The results from Shahaf and Guestrin’s study with this model showed that users of the model seemed to better understand big-picture issues after being exposed to the chain of articles than before. Users were also presented with article chains produced in several different ways and asked to grade the chains in terms of relevance, coherence, and redundancy. As expected, the chains that were given the highest grade by users also turned out to be the most effective in increasing the users’ familiarity with the subjects of the news articles. The results were written up and received “Best Research Paper” honors at the 16th Association of Computing Machinery Conference on Knowledge, Discovery, and Data Mining in Washington, D.C. last July.

Guestrin explained that the idea of “connecting the dots” is the first step in understanding basic information. Such a tool does not exist for public users at the moment, though that is the goal in mind for the future.
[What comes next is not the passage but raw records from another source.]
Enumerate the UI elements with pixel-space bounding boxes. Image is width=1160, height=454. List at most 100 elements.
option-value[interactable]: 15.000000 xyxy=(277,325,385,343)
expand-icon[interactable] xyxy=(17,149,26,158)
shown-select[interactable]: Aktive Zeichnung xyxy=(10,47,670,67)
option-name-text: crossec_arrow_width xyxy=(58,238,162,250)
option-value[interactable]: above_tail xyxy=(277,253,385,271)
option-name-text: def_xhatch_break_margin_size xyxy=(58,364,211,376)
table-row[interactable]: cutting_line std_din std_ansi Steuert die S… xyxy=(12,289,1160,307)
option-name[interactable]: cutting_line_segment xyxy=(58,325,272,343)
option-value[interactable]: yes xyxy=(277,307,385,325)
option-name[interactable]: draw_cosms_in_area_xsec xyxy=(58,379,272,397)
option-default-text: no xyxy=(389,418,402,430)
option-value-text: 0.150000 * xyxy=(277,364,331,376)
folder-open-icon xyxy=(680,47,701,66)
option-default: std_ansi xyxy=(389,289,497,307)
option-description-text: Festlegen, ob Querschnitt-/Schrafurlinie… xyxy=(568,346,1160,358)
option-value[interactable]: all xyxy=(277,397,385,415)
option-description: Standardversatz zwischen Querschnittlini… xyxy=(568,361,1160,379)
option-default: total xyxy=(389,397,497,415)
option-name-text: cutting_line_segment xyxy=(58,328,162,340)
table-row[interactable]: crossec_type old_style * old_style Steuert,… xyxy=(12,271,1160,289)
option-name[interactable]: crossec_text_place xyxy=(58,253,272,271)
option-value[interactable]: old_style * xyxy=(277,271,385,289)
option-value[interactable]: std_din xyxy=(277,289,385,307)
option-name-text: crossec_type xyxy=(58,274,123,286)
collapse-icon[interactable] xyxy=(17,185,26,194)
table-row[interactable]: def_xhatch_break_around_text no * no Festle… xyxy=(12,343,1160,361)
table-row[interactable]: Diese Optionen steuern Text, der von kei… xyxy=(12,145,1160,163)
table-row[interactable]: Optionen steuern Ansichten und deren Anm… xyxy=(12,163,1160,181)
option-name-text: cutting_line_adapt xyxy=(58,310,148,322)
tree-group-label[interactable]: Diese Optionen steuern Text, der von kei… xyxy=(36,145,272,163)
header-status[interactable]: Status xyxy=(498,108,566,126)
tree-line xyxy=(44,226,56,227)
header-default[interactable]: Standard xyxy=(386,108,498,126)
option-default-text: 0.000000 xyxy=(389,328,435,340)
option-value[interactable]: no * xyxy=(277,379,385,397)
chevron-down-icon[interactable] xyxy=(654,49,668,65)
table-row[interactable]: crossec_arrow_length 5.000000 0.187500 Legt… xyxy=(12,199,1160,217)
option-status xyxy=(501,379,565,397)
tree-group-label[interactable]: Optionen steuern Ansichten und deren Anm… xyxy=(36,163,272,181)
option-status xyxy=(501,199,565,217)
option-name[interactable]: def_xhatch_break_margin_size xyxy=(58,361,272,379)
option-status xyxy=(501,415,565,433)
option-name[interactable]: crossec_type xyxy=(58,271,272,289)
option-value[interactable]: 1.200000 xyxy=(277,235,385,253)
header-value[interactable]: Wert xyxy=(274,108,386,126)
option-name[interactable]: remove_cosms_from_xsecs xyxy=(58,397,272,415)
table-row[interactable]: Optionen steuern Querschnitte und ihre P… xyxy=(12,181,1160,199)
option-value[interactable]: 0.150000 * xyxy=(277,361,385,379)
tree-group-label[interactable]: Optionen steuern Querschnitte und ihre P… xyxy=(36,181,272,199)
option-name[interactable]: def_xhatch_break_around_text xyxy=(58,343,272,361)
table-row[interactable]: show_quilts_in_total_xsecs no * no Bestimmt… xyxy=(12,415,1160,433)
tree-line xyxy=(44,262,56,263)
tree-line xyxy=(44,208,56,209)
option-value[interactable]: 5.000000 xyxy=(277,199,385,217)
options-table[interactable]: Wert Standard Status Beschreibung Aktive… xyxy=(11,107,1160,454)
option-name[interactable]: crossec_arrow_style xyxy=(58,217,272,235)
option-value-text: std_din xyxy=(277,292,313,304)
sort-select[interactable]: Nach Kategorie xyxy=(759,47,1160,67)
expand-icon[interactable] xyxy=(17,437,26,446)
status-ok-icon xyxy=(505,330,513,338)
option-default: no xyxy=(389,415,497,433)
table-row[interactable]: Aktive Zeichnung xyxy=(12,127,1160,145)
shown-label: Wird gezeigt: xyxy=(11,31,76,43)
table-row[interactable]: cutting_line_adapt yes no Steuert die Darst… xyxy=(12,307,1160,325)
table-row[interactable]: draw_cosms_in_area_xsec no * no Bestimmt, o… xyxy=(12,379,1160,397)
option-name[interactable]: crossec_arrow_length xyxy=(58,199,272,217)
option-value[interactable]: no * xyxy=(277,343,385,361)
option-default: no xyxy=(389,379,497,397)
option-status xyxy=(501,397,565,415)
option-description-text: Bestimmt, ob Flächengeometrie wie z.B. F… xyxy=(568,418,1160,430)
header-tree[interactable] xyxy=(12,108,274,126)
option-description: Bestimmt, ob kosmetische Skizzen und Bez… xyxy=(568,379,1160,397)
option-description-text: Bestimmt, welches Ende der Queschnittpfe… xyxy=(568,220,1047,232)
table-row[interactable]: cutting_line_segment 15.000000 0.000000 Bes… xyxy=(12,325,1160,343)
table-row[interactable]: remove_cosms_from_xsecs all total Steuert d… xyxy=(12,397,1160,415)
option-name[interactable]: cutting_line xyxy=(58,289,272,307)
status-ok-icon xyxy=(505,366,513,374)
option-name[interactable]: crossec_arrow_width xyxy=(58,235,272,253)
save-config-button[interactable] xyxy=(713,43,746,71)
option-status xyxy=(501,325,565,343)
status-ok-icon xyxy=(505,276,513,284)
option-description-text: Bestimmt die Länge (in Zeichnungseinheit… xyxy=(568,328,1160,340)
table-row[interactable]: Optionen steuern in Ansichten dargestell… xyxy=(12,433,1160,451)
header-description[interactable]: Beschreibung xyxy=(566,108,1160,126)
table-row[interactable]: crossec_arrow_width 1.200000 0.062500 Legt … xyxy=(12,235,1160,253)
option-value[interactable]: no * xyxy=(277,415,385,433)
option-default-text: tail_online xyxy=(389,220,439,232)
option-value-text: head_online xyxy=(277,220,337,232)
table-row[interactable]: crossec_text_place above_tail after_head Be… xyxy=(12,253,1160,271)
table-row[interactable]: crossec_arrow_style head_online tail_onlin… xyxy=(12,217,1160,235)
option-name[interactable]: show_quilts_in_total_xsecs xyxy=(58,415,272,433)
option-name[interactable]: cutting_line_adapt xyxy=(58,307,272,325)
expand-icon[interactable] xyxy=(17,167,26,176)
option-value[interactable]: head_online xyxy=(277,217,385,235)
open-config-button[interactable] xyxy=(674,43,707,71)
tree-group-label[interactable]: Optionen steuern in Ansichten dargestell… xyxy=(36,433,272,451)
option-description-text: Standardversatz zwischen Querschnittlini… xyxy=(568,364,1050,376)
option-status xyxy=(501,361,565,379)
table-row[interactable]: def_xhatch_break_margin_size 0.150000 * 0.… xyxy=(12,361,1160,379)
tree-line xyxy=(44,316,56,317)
Shahaf said that her model has even helped her understand big-picture issues. “I finally understand the Greek credit crisis in Europe,” she said.

This technique of connecting the dots, though applied here to news articles, can be expanded to many arenas of life, helping us to understand the direct and indirect effects of our behavior and decisions that we make. “I think if we’re better able to find information that we trust [and] understand the big picture, we can make better personal choices,” Guestrin explained. “I would like to empower the individual to really understand information, and I think we can do that.”